Jack combines taxidermy, throw-away materials, and rejected old furniture into sometimes sinister, but mostly whimsical sculpture-come-installation. Quite sinister, I’d like to rename the piece ‘Stag Woman in a Blue Dress Holds Yellow Flowers’, ‘Evil Eyes.’ - The sloping stag horns, leaning neck and lifted dress are all uncomfortably on the lurk. Paradoxically ‘Women with Sage Bush Hair’ is only comic, and could quite easily be a reinvention of Wuthering Heights. An agreeable and temperate [ceramic] lady carries her basket across the windy moor, where her hair, blown about by the strength of the gust, becomes conditioned to brittle. Though the ceramic somewhat places it within a time of England past (when village-life ruled), the unruly windswept hair is as true to Bridget Jones, and so to us, as it is to Wuthering Heights.

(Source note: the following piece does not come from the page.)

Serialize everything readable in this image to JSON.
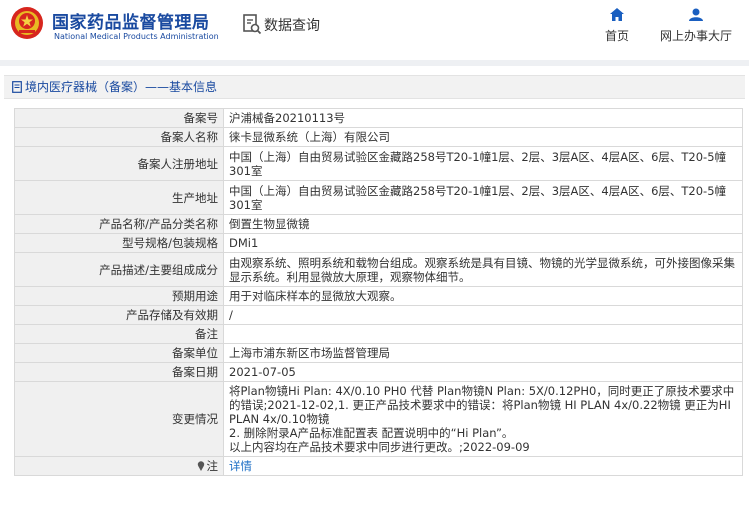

While I’m not suggesting that the artist’s work relies on these associations, certainly an atmosphere of Britishness, and of a society ridding themselves of old possessions and memories, is at the core of these recycled composites. Jack transforms things of no use to things of vital purpose within the new creation. And the result is witty, and most of the time, attractive.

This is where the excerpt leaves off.